138:4.4 Po nocnym odpoczynku cała grupa, teraz w liczbie jedenastu, wróciła łodzią do Tarichei.
138:5.1 Tomasz rybak i Judasz wędrowiec spotkali Jezusa i apostołów na pomoście dla łodzi rybackich w Tarichei i Tomasz poprowadził grupę do swojego, położonego w pobliżu domu. Teraz Filip przedstawił Tomasza, jako nominowanego przez siebie do apostolstwa a Nataniel przedstawił Judasza Iskariotę, Judejczyka, do takich samych zaszczytów. Jezus, patrząc na Tomasza, powiedział: „Tomaszu, brakuje ci wiary, tym niemniej przyjmuję cię. Pójdź ze mną”. Judaszowi Iskariocie Mistrz powiedział: „Judaszu, wszyscy jesteśmy z jednego ciała i biorę cię pomiędzy nas i modlę się, abyś zawsze był lojalny swoim galilejskim braciom. Pójdź ze mną”.
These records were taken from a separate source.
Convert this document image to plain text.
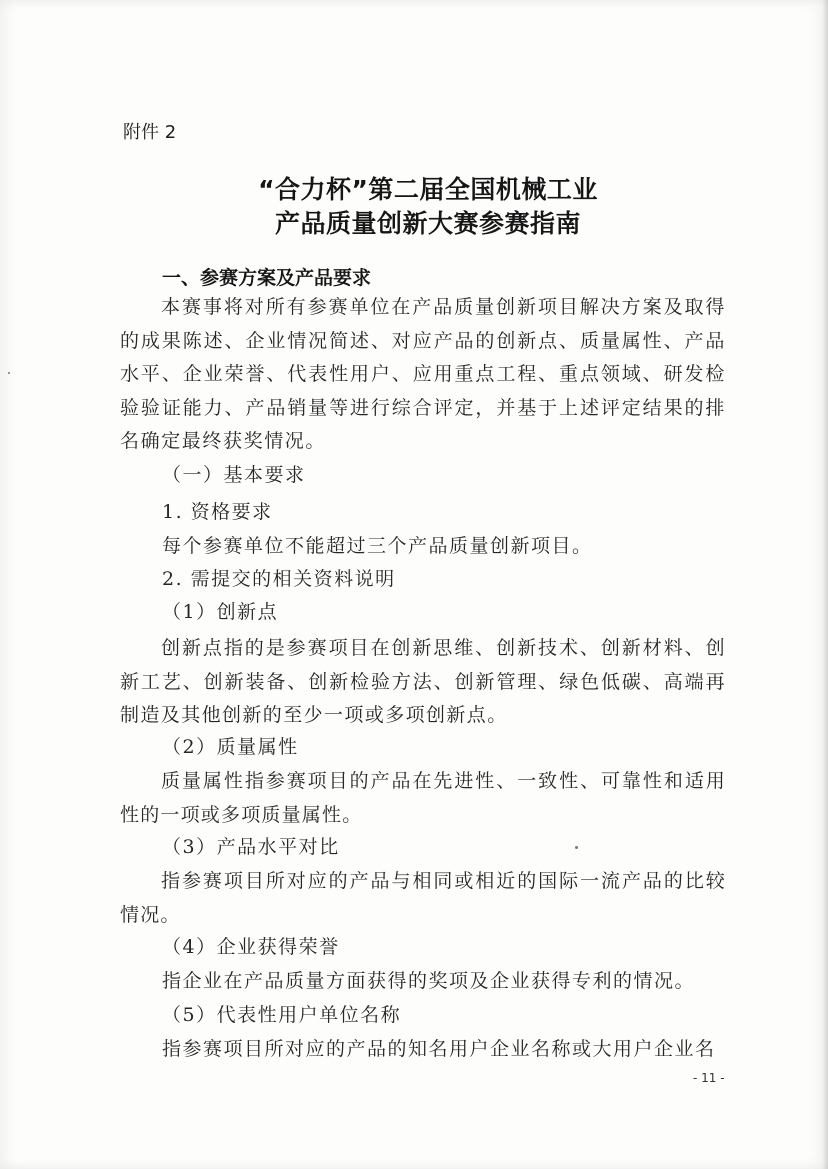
附件 2
“合力杯”第二届全国机械工业
产品质量创新大赛参赛指南
一、参赛方案及产品要求
本赛事将对所有参赛单位在产品质量创新项目解决方案及取得的成果陈述、企业情况简述、对应产品的创新点、质量属性、产品水平、企业荣誉、代表性用户、应用重点工程、重点领域、研发检验验证能力、产品销量等进行综合评定，并基于上述评定结果的排名确定最终获奖情况。
（一）基本要求
1. 资格要求
每个参赛单位不能超过三个产品质量创新项目。
2. 需提交的相关资料说明
（1）创新点
创新点指的是参赛项目在创新思维、创新技术、创新材料、创新工艺、创新装备、创新检验方法、创新管理、绿色低碳、高端再制造及其他创新的至少一项或多项创新点。
（2）质量属性
质量属性指参赛项目的产品在先进性、一致性、可靠性和适用性的一项或多项质量属性。
（3）产品水平对比
指参赛项目所对应的产品与相同或相近的国际一流产品的比较情况。
（4）企业获得荣誉
指企业在产品质量方面获得的奖项及企业获得专利的情况。
（5）代表性用户单位名称
指参赛项目所对应的产品的知名用户企业名称或大用户企业名
- 11 -
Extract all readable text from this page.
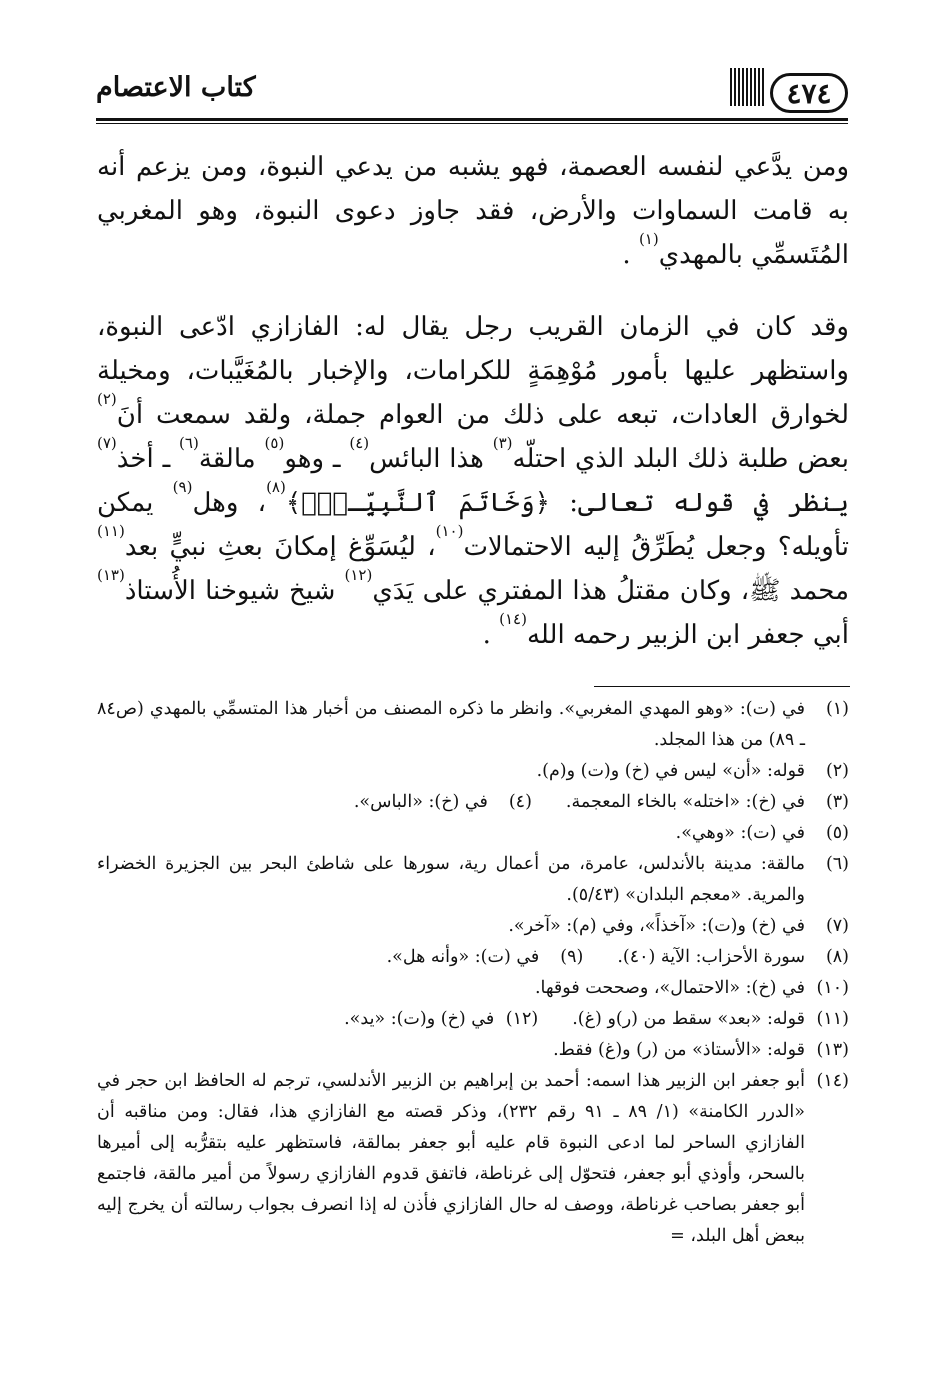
كتاب الاعتصام	٤٧٤

ومن يدَّعي لنفسه العصمة، فهو يشبه من يدعي النبوة، ومن يزعم أنه به قامت السماوات والأرض، فقد جاوز دعوى النبوة، وهو المغربي المُتَسمِّي بالمهدي$^{(١)}$ .

وقد كان في الزمان القريب رجل يقال له: الفازازي ادّعى النبوة، واستظهر عليها بأمور مُوْهِمَةٍ للكرامات، والإخبار بالمُغَيَّبات، ومخيلة لخوارق العادات، تبعه على ذلك من العوام جملة، ولقد سمعت أنَ$^{(٢)}$ بعض طلبة ذلك البلد الذي احتلّه$^{(٣)}$ هذا البائس$^{(٤)}$ ـ وهو$^{(٥)}$ مالقة$^{(٦)}$ ـ أخذ$^{(٧)}$ ينظر في قوله تعالى: ﴿وَخَاتَمَ ٱلنَّبِيِّـنَۗ﴾$^{(٨)}$، وهل$^{(٩)}$ يمكن تأويله؟ وجعل يُطَرِّقُ إليه الاحتمالات$^{(١٠)}$، ليُسَوِّغ إمكانَ بعثِ نبيٍّ بعد$^{(١١)}$ محمد ﷺ، وكان مقتلُ هذا المفتري على يَدَي$^{(١٢)}$ شيخ شيوخنا الأُستاذ$^{(١٣)}$ أبي جعفر ابن الزبير رحمه الله$^{(١٤)}$ .

(١)
في (ت): «وهو المهدي المغربي». وانظر ما ذكره المصنف من أخبار هذا المتسمِّي بالمهدي (ص٨٤ ـ ٨٩) من هذا المجلد.
(٢)
قوله: «أن» ليس في (خ) و(ت) و(م).
(٣)
في (خ): «اختله» بالخاء المعجمة.
(٤)
في (خ): «الباس».
(٥)
في (ت): «وهي».
(٦)
مالقة: مدينة بالأندلس، عامرة، من أعمال رية، سورها على شاطئ البحر بين الجزيرة الخضراء والمرية. «معجم البلدان» (٥/٤٣).
(٧)
في (خ) و(ت): «آخذاً»، وفي (م): «آخر».
(٨)
سورة الأحزاب: الآية (٤٠).
(٩)
في (ت): «وأنه هل».
(١٠)
في (خ): «الاحتمال»، وصححت فوقها.
(١١)
قوله: «بعد» سقط من (ر)و (غ).
(١٢)
في (خ) و(ت): «يد».
(١٣)
قوله: «الأستاذ» من (ر) و(غ) فقط.
(١٤)
أبو جعفر ابن الزبير هذا اسمه: أحمد بن إبراهيم بن الزبير الأندلسي، ترجم له الحافظ ابن حجر في «الدرر الكامنة» (١/ ٨٩ ـ ٩١ رقم ٢٣٢)، وذكر قصته مع الفازازي هذا، فقال: ومن مناقبه أن الفازازي الساحر لما ادعى النبوة قام عليه أبو جعفر بمالقة، فاستظهر عليه بتقرُّبه إلى أميرها بالسحر، وأوذي أبو جعفر، فتحوّل إلى غرناطة، فاتفق قدوم الفازازي رسولاً من أمير مالقة، فاجتمع أبو جعفر بصاحب غرناطة، ووصف له حال الفازازي فأذن له إذا انصرف بجواب رسالته أن يخرج إليه ببعض أهل البلد، =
138:5.2 Kiedy się wszyscy pokrzepili, Jezus na jakiś czas oddalił się z Dwunastoma, żeby się modlić i uczyć ich o naturze i pracy Ducha Świętego, ale znowu w znacznym stopniu nie zrozumieli znaczenia tych wspaniałych prawd, których próbował ich uczyć. Jeden potrafił uchwycić jeden punkt, drugi mógł zrozumieć inny, ale żaden z nich nie mógł pojąć całego nauczania. Zawsze popełniali ten błąd, że próbowali dopasować nową ewangelię Jezusa do starych form ich wierzeń religijnych. Nie mogli pojąć idei, że Jezus przyszedł głosić nową ewangelię zbawienia i ustanowić nową drogę odkrywania Boga; nie mogli zrozumieć tego, że on był nowym objawieniem Ojca w niebie.
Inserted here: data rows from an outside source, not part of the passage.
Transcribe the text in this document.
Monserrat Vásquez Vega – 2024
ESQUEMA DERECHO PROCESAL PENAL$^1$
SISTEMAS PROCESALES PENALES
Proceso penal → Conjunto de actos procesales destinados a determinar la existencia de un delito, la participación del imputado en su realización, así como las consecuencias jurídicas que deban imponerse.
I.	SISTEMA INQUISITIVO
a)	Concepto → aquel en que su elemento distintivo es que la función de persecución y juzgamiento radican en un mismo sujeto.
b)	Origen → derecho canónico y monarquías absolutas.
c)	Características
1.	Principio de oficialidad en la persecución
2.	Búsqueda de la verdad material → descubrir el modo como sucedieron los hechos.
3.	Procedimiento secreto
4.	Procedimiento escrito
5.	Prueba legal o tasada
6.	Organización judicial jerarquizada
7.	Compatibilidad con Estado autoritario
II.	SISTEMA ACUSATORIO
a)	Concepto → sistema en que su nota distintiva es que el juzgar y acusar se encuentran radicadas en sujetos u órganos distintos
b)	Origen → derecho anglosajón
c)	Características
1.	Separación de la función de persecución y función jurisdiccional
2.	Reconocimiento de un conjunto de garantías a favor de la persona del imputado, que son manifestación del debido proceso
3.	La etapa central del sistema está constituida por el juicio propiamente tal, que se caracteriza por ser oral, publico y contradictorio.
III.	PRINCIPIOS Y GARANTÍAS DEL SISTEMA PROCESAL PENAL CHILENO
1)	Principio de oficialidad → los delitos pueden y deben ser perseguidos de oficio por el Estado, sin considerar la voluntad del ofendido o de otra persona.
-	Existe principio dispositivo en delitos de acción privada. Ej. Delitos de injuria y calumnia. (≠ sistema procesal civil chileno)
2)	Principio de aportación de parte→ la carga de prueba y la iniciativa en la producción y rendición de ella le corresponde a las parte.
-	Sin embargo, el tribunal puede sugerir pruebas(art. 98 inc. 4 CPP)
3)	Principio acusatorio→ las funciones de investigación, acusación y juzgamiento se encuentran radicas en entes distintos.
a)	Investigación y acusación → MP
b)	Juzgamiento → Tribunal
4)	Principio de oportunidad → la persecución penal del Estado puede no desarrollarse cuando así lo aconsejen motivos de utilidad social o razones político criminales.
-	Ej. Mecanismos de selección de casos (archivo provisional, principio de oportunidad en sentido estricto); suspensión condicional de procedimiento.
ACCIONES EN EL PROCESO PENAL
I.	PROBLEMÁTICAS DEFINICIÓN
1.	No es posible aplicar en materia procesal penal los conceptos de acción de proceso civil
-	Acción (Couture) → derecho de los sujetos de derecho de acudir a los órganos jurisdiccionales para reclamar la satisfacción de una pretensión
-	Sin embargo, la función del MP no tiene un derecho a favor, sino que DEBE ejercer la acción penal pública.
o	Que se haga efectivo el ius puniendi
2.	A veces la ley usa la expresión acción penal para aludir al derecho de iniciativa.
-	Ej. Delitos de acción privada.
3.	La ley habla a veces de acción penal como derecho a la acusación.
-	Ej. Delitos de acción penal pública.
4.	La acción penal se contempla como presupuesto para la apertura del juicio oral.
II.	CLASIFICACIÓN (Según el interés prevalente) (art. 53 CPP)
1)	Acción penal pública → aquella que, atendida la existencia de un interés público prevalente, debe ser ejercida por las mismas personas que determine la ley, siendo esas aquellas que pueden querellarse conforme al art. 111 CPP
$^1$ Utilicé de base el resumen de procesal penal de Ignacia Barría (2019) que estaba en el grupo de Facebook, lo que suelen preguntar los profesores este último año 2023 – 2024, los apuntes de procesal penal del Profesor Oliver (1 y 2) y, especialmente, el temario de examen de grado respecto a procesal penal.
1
138:5.3 Następnego dnia Jezus zostawił swoich dwunastu apostołów zupełnie samych; chciał, żeby oswoili się z tematem i żeby sami mogli omówić od początku wszystko to, czego ich nauczał. Mistrz wrócił na posiłek wieczorny a po kolacji mówił im o służbie serafinów i niektórzy z apostołów zrozumieli jego naukę. W nocy odpoczęli a następnego dnia odpłynęli łodzią do Kafarnaum.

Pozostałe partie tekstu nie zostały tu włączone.